Fabrication of a ZnO nanocolumnar thin film on a glass slide and its reversible switching from a superhydrophobic to a superhydrophilic state

A simple, cost effective way to deposit ZnO thin films on glass slides has been observed under modified hydrothermal (MHT) conditions. The nanocolumnar growth of ZnO on glass surfaces takes place as a result of the hydrolysis of zinc sulfate by ethanolamine at 100 °C without employing any templates or surfactants. The evolved superhydrophobic thin film becomes hydrophilic upon UV light exposure and the film reverts back to its original superhydrophobic character upon storage in the dark. The water contact angle switches back and forth from 154° ± 1° to 15°. Characterization of the ZnO thin films and the nanocolumnar growth mechanism have been discussed.

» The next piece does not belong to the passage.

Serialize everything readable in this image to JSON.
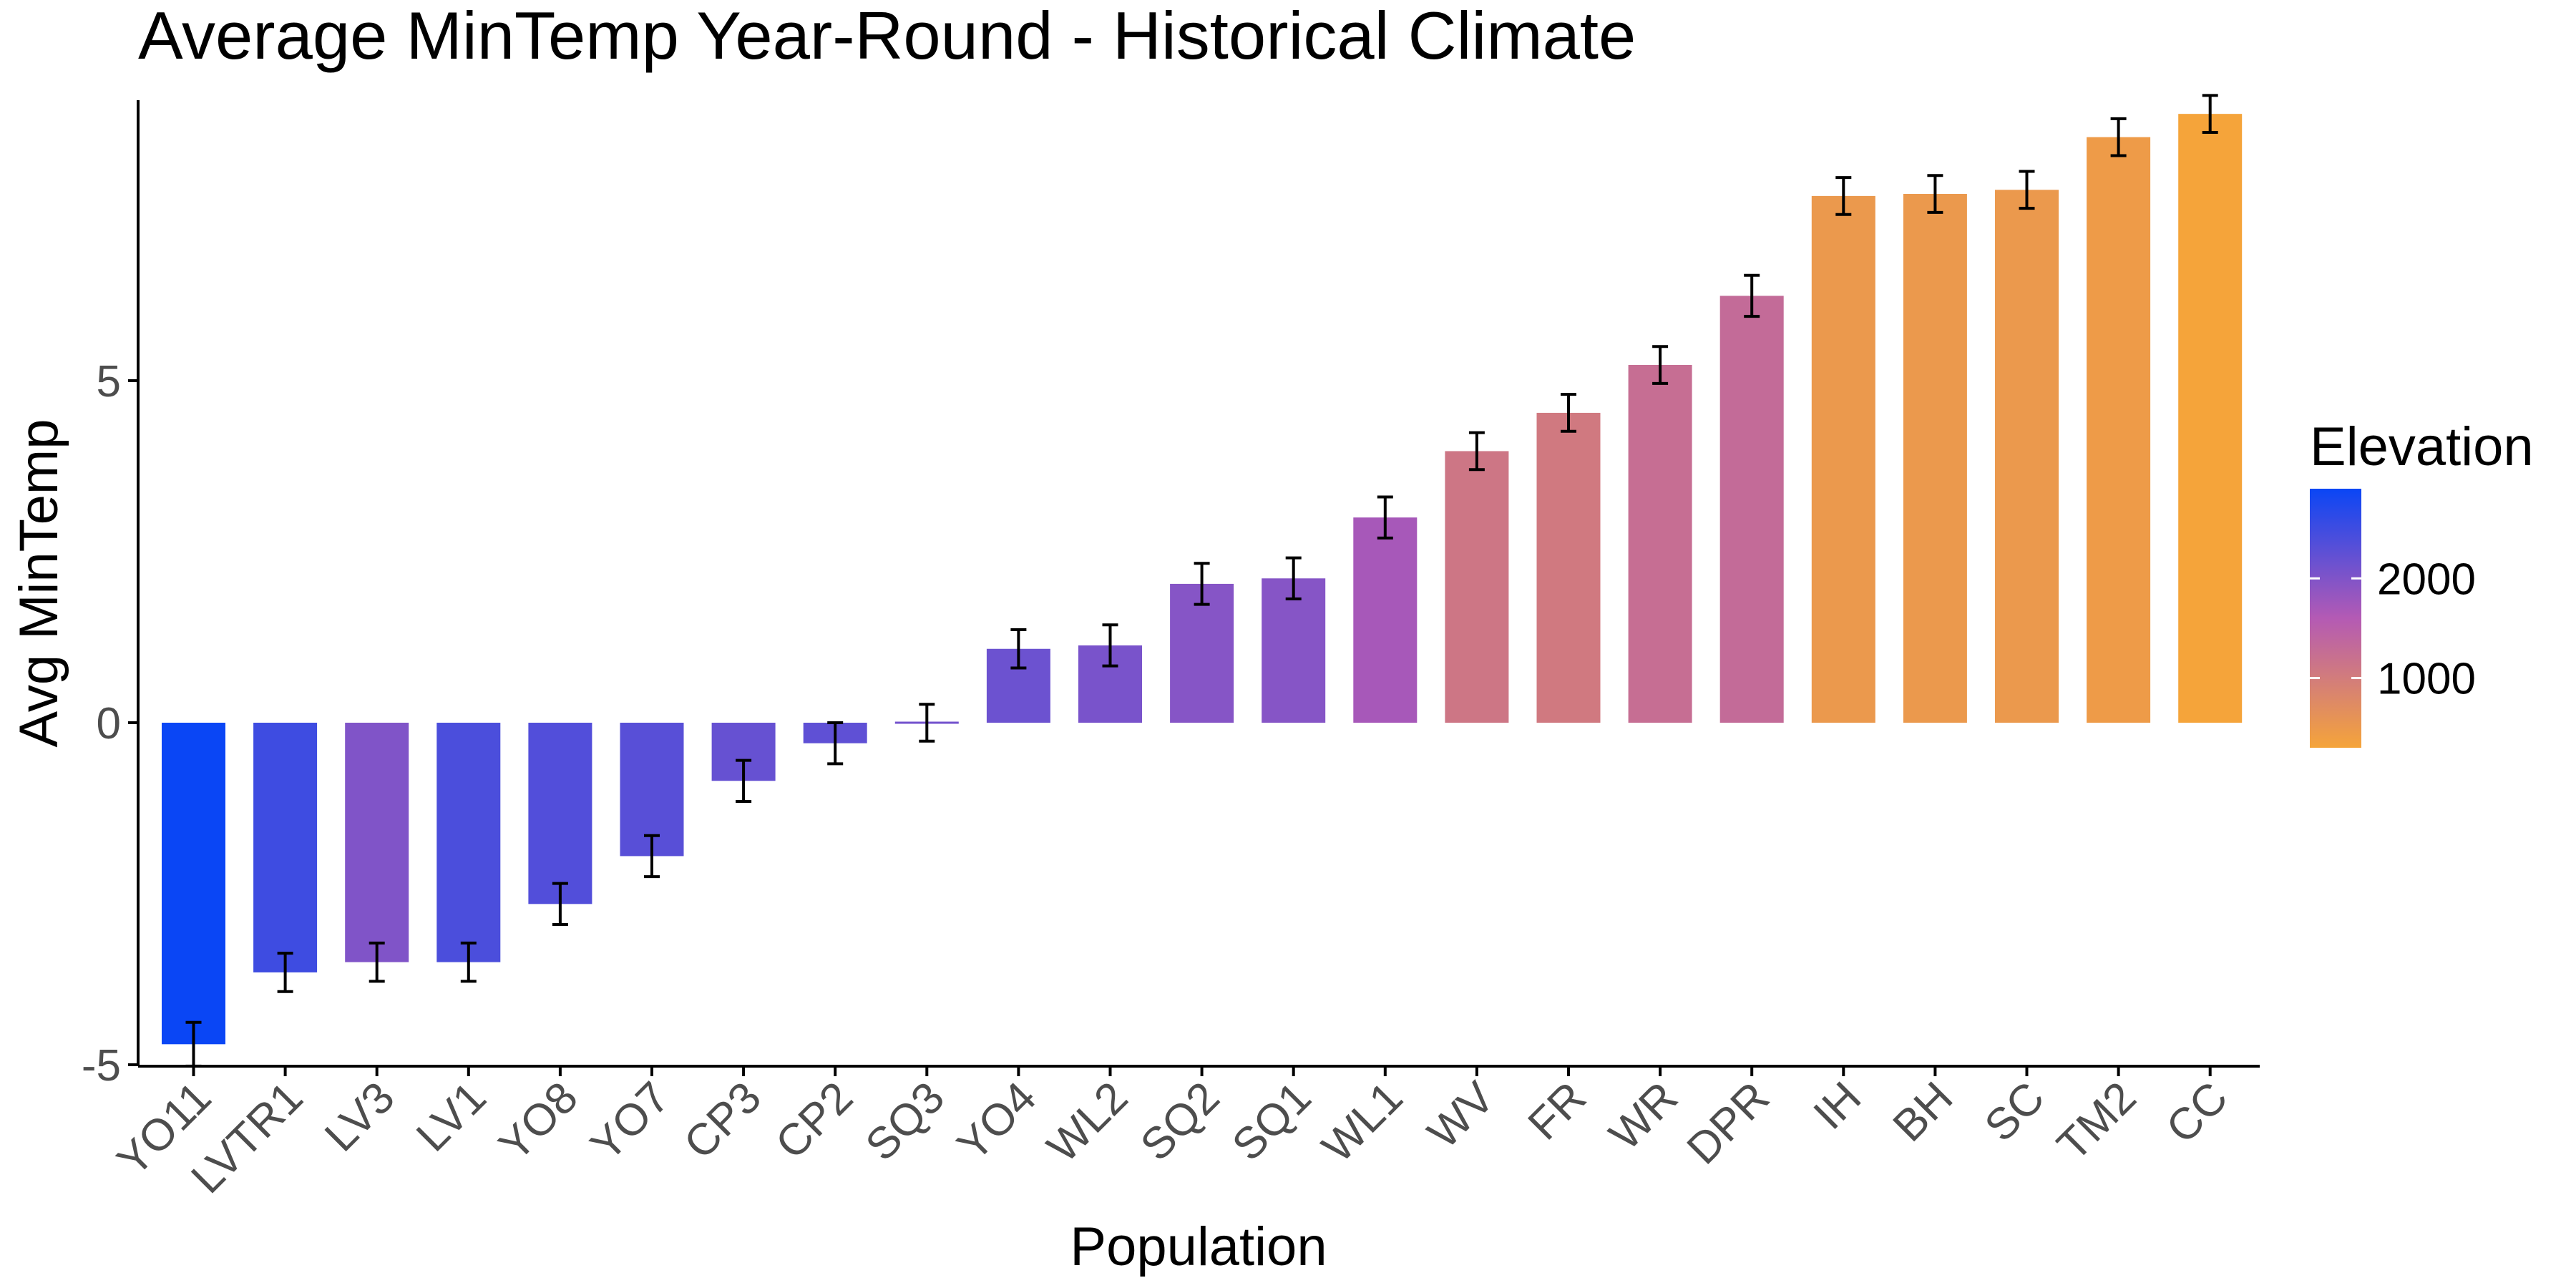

Robust cubooctahedron Zn3V2O8 in gram quantity: a material for photocatalytic dye degradation in water

A simplistic, elegant approach has been invoked for the gram level synthesis of cubooctahedral Zn3V2O8 without the assistance of any template or growth directing agent. By heating on a water bath, ZnSO4 and ammonium vanadate produce unique cubooctahedral Zn3V2O7(OH)2(H2O)2. Then, cubooctahedral Zn3V2O8 is generated upon heating Zn3V2O7(OH)2(H2O)2 at a temperature of 500 °C in air. Interestingly, the morphology of Zn3V2O7(OH)2(H2O)2 remains unaltered even after complete dehydration by heat treatment. The unusual robust morphology of Zn3V2O8 exhibits enhanced photocatalytic dye mineralization activity, leaving behind Zn3V2O7(OH)2(H2O)2 and also NH4VO3. Cationic, nonionic and anionic dye degradation has become effective with a high turn over number (TON). The synthesized nanomaterial, being robust and highly photoactive, finds valuable application in environmental remediation under UV irradiation. In a nutshell, the present work provides some new insights for a low-cost and high-yielding greener synthetic protocol to produce a well defined photocatalytic material bearing a unique structure to benefit potential applications in wastewater treatment.